Ansgar se sumergió de lleno en la cocina. Para alguien ajeno a aquel entorno, la cocina de un restaurante podía parecer la definición del caos: pedidos anunciados a gritos por encima del ruido de la comida que se freía o hervía, los fogones y los extractores funcionando con ruido industrial, el personal entremezclado en una agitada coreografía… Pero, para Ansgar, su cocina era el único lugar de auténtico orden que conocía. La danza del personal, el ritmo de las sartenes y el horno… él lo dirigía todo como si fuera una orquesta. Nadie tenía que esperar nunca demasiado para tener el plato que había pedido; nunca un alimento llegaba ni demasiado crudo ni demasiado hecho. Tenía la fama del artista templado por el perfeccionismo.

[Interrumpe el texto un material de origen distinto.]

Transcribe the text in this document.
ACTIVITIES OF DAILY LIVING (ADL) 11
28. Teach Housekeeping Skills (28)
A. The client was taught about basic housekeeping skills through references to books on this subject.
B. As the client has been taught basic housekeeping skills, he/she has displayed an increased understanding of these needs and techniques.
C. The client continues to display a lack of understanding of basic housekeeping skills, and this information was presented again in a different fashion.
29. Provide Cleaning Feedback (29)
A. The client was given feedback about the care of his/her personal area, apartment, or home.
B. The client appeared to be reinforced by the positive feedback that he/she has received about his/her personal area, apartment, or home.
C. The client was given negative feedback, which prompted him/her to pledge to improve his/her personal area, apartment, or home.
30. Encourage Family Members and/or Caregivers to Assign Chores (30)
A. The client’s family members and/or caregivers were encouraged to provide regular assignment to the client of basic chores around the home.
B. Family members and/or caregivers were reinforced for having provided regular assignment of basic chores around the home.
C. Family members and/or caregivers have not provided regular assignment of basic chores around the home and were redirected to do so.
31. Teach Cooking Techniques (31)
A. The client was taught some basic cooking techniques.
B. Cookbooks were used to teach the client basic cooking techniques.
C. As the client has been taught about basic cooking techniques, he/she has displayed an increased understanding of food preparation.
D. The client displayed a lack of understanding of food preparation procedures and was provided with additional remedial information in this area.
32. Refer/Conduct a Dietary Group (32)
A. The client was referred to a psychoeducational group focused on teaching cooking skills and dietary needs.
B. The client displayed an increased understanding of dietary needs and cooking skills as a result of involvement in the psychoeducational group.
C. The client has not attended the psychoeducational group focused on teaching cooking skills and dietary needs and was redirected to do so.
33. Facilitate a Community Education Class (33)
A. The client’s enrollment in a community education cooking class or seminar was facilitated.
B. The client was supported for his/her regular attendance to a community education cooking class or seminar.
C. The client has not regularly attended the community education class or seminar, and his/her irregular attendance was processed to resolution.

Ansgar no se había casado nunca, pues nunca había conocido a nadie capaz de comprender sus peculiares necesidades. Estas necesidades, tarde o temprano, habrían salido a la superficie. Hubo mujeres, pero él mantuvo su conducta dentro de los límites de lo que debe esperarse. Para las otras apetencias, para sus verdaderos deseos, pagó a algunas mujeres, y mucho. La ausencia de una vida sentimental normal significó para Ansgar no tener esposa. Lo más parecido a un hijo que tenía era Adam, a quien estaba formando; tenía diecinueve años y era un joven entusiasta y trabajador. Ansgar había encontrado en él a alguien a quien podía transmitir los sagrados conocimientos del chef de cuisine.
Ansgar puso en marcha la maquinaria de la cocina para el almuerzo. Todos los miembros de su equipo estaban haciendo sus trabajos preparatorios. Entonces se llevó a Adam a un aparte y se tomó su tiempo para investir a su protegido con otro nivel más de artes culinarias.
—Quiero que prepares el Wildschweinschinken. Hoy está en el menú del mediodía.
—Sí, Chef —dijo Adam, ilusionado.
Ansgar le había permitido preparar la pierna de jabalí; había elaborado con cuidado la mezcla de hierbas, especias y mostazas, siguiendo exactamente la receta secreta de Ansgar, y había frotado con ella la carne del animal.
Eso fue un mes atrás, y la pierna de jabalí se estaba marinando y curando en la gran despensa refrigerada desde entonces. Adam trajo el jamón de jabalí de la nevera y lo colocó sobre la tabla de cortar.
—Lo cortaremos loncha a loncha sólo cuando llegue un pedido —dijo Ansgar—. Pero quiero que practiques con el corte de un par de lonchas. Otra cosa: mi intención es servirlo con una ensalada. Quiero que propongas algo adecuado.
Adam frunció el ceño.
—Bueno…
—No, todavía no. Primero quiero que cortes la carne. Observa su textura, su consistencia.
Adam asintió y, mientras sostenía la pierna con el tenedor de cortar, apoyó la hoja del cuchillo sobre la carne.
—Espera —dijo Ansgar, paciente—. Quiero que pienses más en tu corte, no sólo en lo finas o gruesas que serán las lonchas. Piensa en el animal del cual procede esta carne; cierra los ojos e imagínatelo.
Por un momento, Adam pareció agobiado, luego cerró los ojos.
—¿Puedes verlo?
—Sí. Un jabalí.
—De acuerdo. Ahora quiero que pienses en cómo buscaba comida por el bosque. En su forma, en la velocidad con la que era capaz de correr. Quiero que lo visualices por un momento, ¿puedes?
—Sí.
—Bien. Ahora abre los ojos y corta. Luego, sin pensarlo más, quiero que me digas con qué ensalada debo servirlo.
Adam cortó una loncha fina y perfecta desde la articulación, la colocó en el plato y miró a Ansgar, radiante.
—Debe servirla con setas silvestres, hinojo, naranja y hojas de rúcula.
—¿Lo ves? ¿Ves lo que ocurre cuando piensas más allá de la comida, más allá de la carne… y llegas a la carne viva? Hazlo y serás un gran cocinero, Adam. Hazlo y comprenderás siempre la auténtica naturaleza de los alimentos que sirves.
Con esta última frase, Ansgar le lanzó una mirada furtiva a Ekatherina a través de la cocina.